入手した「素案」をアップしておきました。

水口さん、有り難うございます。
ホワエグ以外のところについても、コメントをしたいと思います。

僕も、水口さんと同意見で、エグゼンプトが広く導入されると、普通の労働者の労働供給が増えざるを得ないと思います。月80~100時間残業まで働いてしまうのではないか。
濱口先生の問題意識も分かります。先ずは生命身体の危険性のある労働者を守ると。(政府案では相変わらず「労働者の申し出」による面接ですが…。でも副作用として、普通の労働者が競争にかり出されると困りますね。ライシュの勝者の代償を読んだりするとそう思ったり。競争したい人は問題無いですけど。

年収が高い人だと、統計的には結婚もできるし、専業主婦(夫)になってもらうことも可能でしょう。家事をしてもらうことが可能になります。
でも400万クラスだと、結婚後も共働きで子育てすることになります。家事育児の時間も要ります。どちらかというと、エグゼンプションで競争よりは、調和の方が求められている気がします。

ⅲの『業務遂行の手段及び時間配分の決定等に関し使用者が具体的な指示をしないこととする者であること』がきちっと守られると、仕事を必死に終わらせて帰ろうとするインセンティブがあるエグゼンプト労働者を上司が呼び止めて新たな仕事を押しつけることも無いのですが。。。これが守られるかどうか。まあ完全には無理でしょうが、相当程度守られることが必要です。
企画業務型裁量労働制が破綻したのも、結局「指示したい」からですもんね。
悪用防止の知恵を絞れば絞るほど、企業には使いにくくなる。落としどころはどこでしょうかねー?
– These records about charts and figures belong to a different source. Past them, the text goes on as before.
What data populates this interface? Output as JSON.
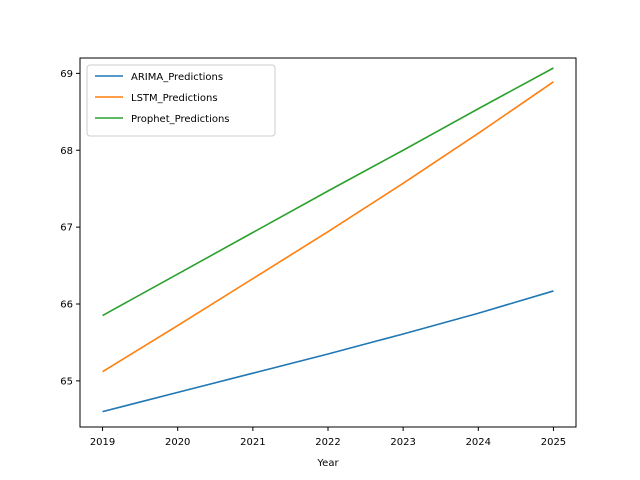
{
  "chart_data": {
    "type": "line",
    "title": "",
    "xlabel": "Year",
    "ylabel": "",
    "x": [
      2019,
      2020,
      2021,
      2022,
      2023,
      2024,
      2025
    ],
    "xlim": [
      2018.7,
      2025.3
    ],
    "ylim": [
      64.4,
      69.2
    ],
    "x_ticks": [
      "2019",
      "2020",
      "2021",
      "2022",
      "2023",
      "2024",
      "2025"
    ],
    "y_ticks": [
      "65",
      "66",
      "67",
      "68",
      "69"
    ],
    "grid": false,
    "legend_position": "top-left",
    "series": [
      {
        "name": "ARIMA_Predictions",
        "color": "#1f77b4",
        "values": [
          64.6,
          64.85,
          65.1,
          65.35,
          65.61,
          65.88,
          66.17
        ]
      },
      {
        "name": "LSTM_Predictions",
        "color": "#ff7f0e",
        "values": [
          65.12,
          65.72,
          66.33,
          66.94,
          67.57,
          68.22,
          68.89
        ]
      },
      {
        "name": "Prophet_Predictions",
        "color": "#2ca02c",
        "values": [
          65.85,
          66.39,
          66.93,
          67.47,
          68.0,
          68.54,
          69.07
        ]
      }
    ]
  }
}
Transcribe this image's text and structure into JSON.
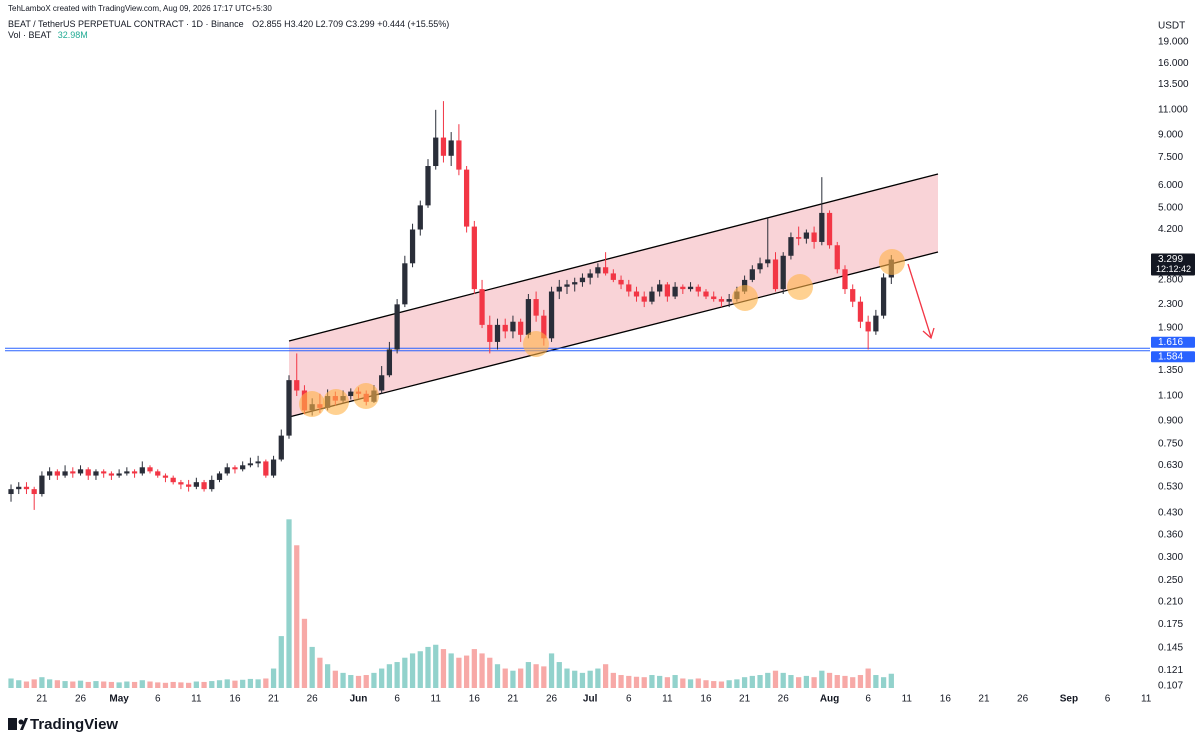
{
  "chart_data": {
    "type": "candlestick",
    "attribution": "TehLamboX created with TradingView.com, Aug 09, 2026 17:17 UTC+5:30",
    "title": "BEAT / TetherUS PERPETUAL CONTRACT · 1D · Binance",
    "ohlc": "O2.855 H3.420 L2.709 C3.299 +0.444 (+15.55%)",
    "volume_label": "Vol · BEAT",
    "volume_value": "32.98M",
    "currency": "USDT",
    "countdown": "12:12:42",
    "brand": "TradingView",
    "log_scale": true,
    "grid": false,
    "up_color": "#2a2e39",
    "down_color": "#f23645",
    "ylim": [
      0.105,
      22.3
    ],
    "yticks": [
      {
        "value": 19,
        "label": "19.000"
      },
      {
        "value": 16,
        "label": "16.000"
      },
      {
        "value": 13.5,
        "label": "13.500"
      },
      {
        "value": 11,
        "label": "11.000"
      },
      {
        "value": 9,
        "label": "9.000"
      },
      {
        "value": 7.5,
        "label": "7.500"
      },
      {
        "value": 6,
        "label": "6.000"
      },
      {
        "value": 5,
        "label": "5.000"
      },
      {
        "value": 4.2,
        "label": "4.200"
      },
      {
        "value": 2.8,
        "label": "2.800"
      },
      {
        "value": 2.3,
        "label": "2.300"
      },
      {
        "value": 1.9,
        "label": "1.900"
      },
      {
        "value": 1.35,
        "label": "1.350"
      },
      {
        "value": 1.1,
        "label": "1.100"
      },
      {
        "value": 0.9,
        "label": "0.900"
      },
      {
        "value": 0.75,
        "label": "0.750"
      },
      {
        "value": 0.63,
        "label": "0.630"
      },
      {
        "value": 0.53,
        "label": "0.530"
      },
      {
        "value": 0.43,
        "label": "0.430"
      },
      {
        "value": 0.36,
        "label": "0.360"
      },
      {
        "value": 0.3,
        "label": "0.300"
      },
      {
        "value": 0.25,
        "label": "0.250"
      },
      {
        "value": 0.21,
        "label": "0.210"
      },
      {
        "value": 0.175,
        "label": "0.175"
      },
      {
        "value": 0.145,
        "label": "0.145"
      },
      {
        "value": 0.121,
        "label": "0.121"
      },
      {
        "value": 0.107,
        "label": "0.107"
      }
    ],
    "xlim": [
      -0.78,
      147.5
    ],
    "xticks": [
      {
        "value": 4,
        "label": "21"
      },
      {
        "value": 9,
        "label": "26"
      },
      {
        "value": 14,
        "label": "May"
      },
      {
        "value": 19,
        "label": "6"
      },
      {
        "value": 24,
        "label": "11"
      },
      {
        "value": 29,
        "label": "16"
      },
      {
        "value": 34,
        "label": "21"
      },
      {
        "value": 39,
        "label": "26"
      },
      {
        "value": 45,
        "label": "Jun"
      },
      {
        "value": 50,
        "label": "6"
      },
      {
        "value": 55,
        "label": "11"
      },
      {
        "value": 60,
        "label": "16"
      },
      {
        "value": 65,
        "label": "21"
      },
      {
        "value": 70,
        "label": "26"
      },
      {
        "value": 75,
        "label": "Jul"
      },
      {
        "value": 80,
        "label": "6"
      },
      {
        "value": 85,
        "label": "11"
      },
      {
        "value": 90,
        "label": "16"
      },
      {
        "value": 95,
        "label": "21"
      },
      {
        "value": 100,
        "label": "26"
      },
      {
        "value": 106,
        "label": "Aug"
      },
      {
        "value": 111,
        "label": "6"
      },
      {
        "value": 116,
        "label": "11"
      },
      {
        "value": 121,
        "label": "16"
      },
      {
        "value": 126,
        "label": "21"
      },
      {
        "value": 131,
        "label": "26"
      },
      {
        "value": 137,
        "label": "Sep"
      },
      {
        "value": 142,
        "label": "6"
      },
      {
        "value": 147,
        "label": "11"
      }
    ],
    "hlines": [
      1.616,
      1.584
    ],
    "hline_color": "#2962ff",
    "series": [
      {
        "name": "BEAT",
        "x": [
          0,
          1,
          2,
          3,
          4,
          5,
          6,
          7,
          8,
          9,
          10,
          11,
          12,
          13,
          14,
          15,
          16,
          17,
          18,
          19,
          20,
          21,
          22,
          23,
          24,
          25,
          26,
          27,
          28,
          29,
          30,
          31,
          32,
          33,
          34,
          35,
          36,
          37,
          38,
          39,
          40,
          41,
          42,
          43,
          44,
          45,
          46,
          47,
          48,
          49,
          50,
          51,
          52,
          53,
          54,
          55,
          56,
          57,
          58,
          59,
          60,
          61,
          62,
          63,
          64,
          65,
          66,
          67,
          68,
          69,
          70,
          71,
          72,
          73,
          74,
          75,
          76,
          77,
          78,
          79,
          80,
          81,
          82,
          83,
          84,
          85,
          86,
          87,
          88,
          89,
          90,
          91,
          92,
          93,
          94,
          95,
          96,
          97,
          98,
          99,
          100,
          101,
          102,
          103,
          104,
          105,
          106,
          107,
          108,
          109,
          110,
          111,
          112,
          113,
          114
        ],
        "open": [
          0.5,
          0.52,
          0.53,
          0.52,
          0.5,
          0.58,
          0.6,
          0.58,
          0.6,
          0.59,
          0.61,
          0.58,
          0.6,
          0.59,
          0.58,
          0.59,
          0.6,
          0.59,
          0.62,
          0.6,
          0.58,
          0.57,
          0.55,
          0.54,
          0.53,
          0.55,
          0.52,
          0.56,
          0.59,
          0.62,
          0.61,
          0.63,
          0.64,
          0.65,
          0.58,
          0.66,
          0.8,
          1.25,
          1.15,
          0.98,
          1.03,
          1.0,
          1.1,
          1.06,
          1.1,
          1.14,
          1.12,
          1.05,
          1.15,
          1.3,
          1.6,
          2.3,
          3.2,
          4.2,
          5.1,
          7.0,
          8.8,
          7.6,
          8.6,
          6.8,
          4.3,
          2.6,
          1.95,
          1.7,
          1.95,
          1.85,
          2.0,
          1.8,
          2.4,
          2.1,
          1.75,
          2.55,
          2.65,
          2.7,
          2.75,
          2.85,
          2.95,
          3.1,
          2.95,
          2.8,
          2.7,
          2.55,
          2.45,
          2.35,
          2.55,
          2.7,
          2.45,
          2.65,
          2.6,
          2.65,
          2.55,
          2.45,
          2.4,
          2.35,
          2.4,
          2.55,
          2.8,
          3.05,
          3.2,
          3.3,
          2.6,
          3.4,
          3.95,
          3.9,
          4.1,
          3.8,
          4.8,
          3.7,
          3.05,
          2.6,
          2.35,
          2.0,
          1.85,
          2.1,
          2.855
        ],
        "high": [
          0.54,
          0.55,
          0.55,
          0.53,
          0.6,
          0.62,
          0.61,
          0.63,
          0.62,
          0.63,
          0.62,
          0.61,
          0.61,
          0.6,
          0.61,
          0.62,
          0.61,
          0.65,
          0.63,
          0.61,
          0.59,
          0.58,
          0.56,
          0.56,
          0.57,
          0.56,
          0.58,
          0.6,
          0.64,
          0.63,
          0.65,
          0.67,
          0.68,
          0.66,
          0.68,
          0.84,
          1.3,
          1.55,
          1.2,
          1.08,
          1.12,
          1.16,
          1.14,
          1.15,
          1.17,
          1.18,
          1.15,
          1.2,
          1.4,
          1.7,
          2.4,
          3.4,
          4.4,
          5.3,
          7.4,
          11.0,
          11.8,
          9.2,
          9.8,
          7.0,
          4.5,
          2.8,
          2.1,
          2.05,
          2.05,
          2.1,
          2.05,
          2.5,
          2.55,
          2.2,
          2.65,
          2.8,
          2.8,
          2.85,
          2.95,
          3.05,
          3.2,
          3.5,
          3.05,
          2.9,
          2.8,
          2.65,
          2.55,
          2.65,
          2.8,
          2.75,
          2.75,
          2.7,
          2.75,
          2.7,
          2.6,
          2.55,
          2.45,
          2.5,
          2.65,
          2.9,
          3.15,
          3.35,
          4.6,
          3.5,
          3.5,
          4.1,
          4.3,
          4.2,
          4.3,
          6.4,
          4.9,
          3.8,
          3.15,
          2.7,
          2.45,
          2.1,
          2.2,
          2.95,
          3.42
        ],
        "low": [
          0.47,
          0.5,
          0.5,
          0.44,
          0.49,
          0.56,
          0.56,
          0.57,
          0.57,
          0.58,
          0.56,
          0.56,
          0.57,
          0.56,
          0.57,
          0.58,
          0.57,
          0.58,
          0.59,
          0.57,
          0.55,
          0.54,
          0.52,
          0.51,
          0.52,
          0.51,
          0.51,
          0.55,
          0.58,
          0.59,
          0.6,
          0.62,
          0.62,
          0.57,
          0.57,
          0.65,
          0.78,
          1.1,
          0.95,
          0.94,
          0.96,
          0.98,
          1.02,
          1.04,
          1.07,
          1.08,
          1.02,
          1.04,
          1.12,
          1.28,
          1.55,
          2.25,
          3.1,
          4.0,
          5.0,
          6.8,
          7.2,
          7.0,
          6.5,
          4.1,
          2.5,
          1.9,
          1.55,
          1.6,
          1.75,
          1.75,
          1.7,
          1.75,
          2.0,
          1.65,
          1.7,
          2.4,
          2.5,
          2.55,
          2.65,
          2.7,
          2.85,
          2.9,
          2.75,
          2.6,
          2.45,
          2.35,
          2.25,
          2.3,
          2.45,
          2.35,
          2.4,
          2.5,
          2.55,
          2.45,
          2.4,
          2.35,
          2.25,
          2.25,
          2.35,
          2.5,
          2.75,
          2.95,
          3.1,
          2.55,
          2.5,
          3.3,
          3.7,
          3.75,
          3.6,
          3.7,
          3.6,
          2.95,
          2.5,
          2.25,
          1.9,
          1.6,
          1.8,
          2.05,
          2.709
        ],
        "close": [
          0.52,
          0.53,
          0.52,
          0.5,
          0.58,
          0.6,
          0.58,
          0.6,
          0.59,
          0.61,
          0.58,
          0.6,
          0.59,
          0.58,
          0.59,
          0.6,
          0.59,
          0.62,
          0.6,
          0.58,
          0.57,
          0.55,
          0.54,
          0.53,
          0.55,
          0.52,
          0.56,
          0.59,
          0.62,
          0.61,
          0.63,
          0.64,
          0.65,
          0.58,
          0.66,
          0.8,
          1.25,
          1.15,
          0.98,
          1.03,
          1.0,
          1.1,
          1.06,
          1.1,
          1.14,
          1.12,
          1.05,
          1.15,
          1.3,
          1.6,
          2.3,
          3.2,
          4.2,
          5.1,
          7.0,
          8.8,
          7.6,
          8.6,
          6.8,
          4.3,
          2.6,
          1.95,
          1.7,
          1.95,
          1.85,
          2.0,
          1.8,
          2.4,
          2.1,
          1.75,
          2.55,
          2.65,
          2.7,
          2.75,
          2.85,
          2.95,
          3.1,
          2.95,
          2.8,
          2.7,
          2.55,
          2.45,
          2.35,
          2.55,
          2.7,
          2.45,
          2.65,
          2.6,
          2.65,
          2.55,
          2.45,
          2.4,
          2.35,
          2.4,
          2.55,
          2.8,
          3.05,
          3.2,
          3.3,
          2.6,
          3.4,
          3.95,
          3.9,
          4.1,
          3.8,
          4.8,
          3.7,
          3.05,
          2.6,
          2.35,
          2.0,
          1.85,
          2.1,
          2.855,
          3.299
        ]
      }
    ],
    "volume": {
      "ylim": [
        0,
        400
      ],
      "up_color": "#92d2cc",
      "down_color": "#f7a9a7",
      "values": [
        22,
        18,
        15,
        20,
        25,
        20,
        18,
        16,
        15,
        17,
        14,
        16,
        15,
        14,
        13,
        15,
        14,
        18,
        15,
        13,
        12,
        14,
        13,
        12,
        15,
        14,
        16,
        18,
        20,
        17,
        19,
        21,
        20,
        22,
        45,
        120,
        390,
        330,
        160,
        95,
        70,
        55,
        40,
        35,
        30,
        28,
        30,
        35,
        45,
        55,
        60,
        70,
        80,
        85,
        95,
        100,
        90,
        80,
        70,
        75,
        90,
        80,
        70,
        55,
        45,
        40,
        45,
        60,
        55,
        50,
        80,
        60,
        45,
        40,
        35,
        40,
        45,
        55,
        35,
        30,
        28,
        26,
        25,
        30,
        28,
        25,
        30,
        22,
        20,
        22,
        18,
        16,
        15,
        18,
        20,
        25,
        28,
        30,
        35,
        40,
        35,
        30,
        25,
        28,
        25,
        40,
        35,
        30,
        28,
        25,
        30,
        45,
        30,
        25,
        32.98
      ]
    }
  }
}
実のところ、「業務遂行の手段及び時間配分の決定等に関し使用者が具体的な指示をしないこと」という要件はあんまり意味がないと思っています。山のような課題をどさっと机の上に積み上げられたら、どれからどういう風にやっていこうが、結局手際のいい人はさっさと終わらせるし、そうでない人は深夜までかかってこなすしかないわけです。

では、何でコントロールするかと言えば、物理的時間量でイエローカードラインを引いて、これだけの業務量をこなすのにこれだけの時間がかかる人には、これだけ減らしてこれっぽっちの業務量にするというやり方しかないでしょう。その結果査定が低くなって年収が下がるかも知れませんが、それはやむを得ないという割り切りでいかないと、話が進まないと思います。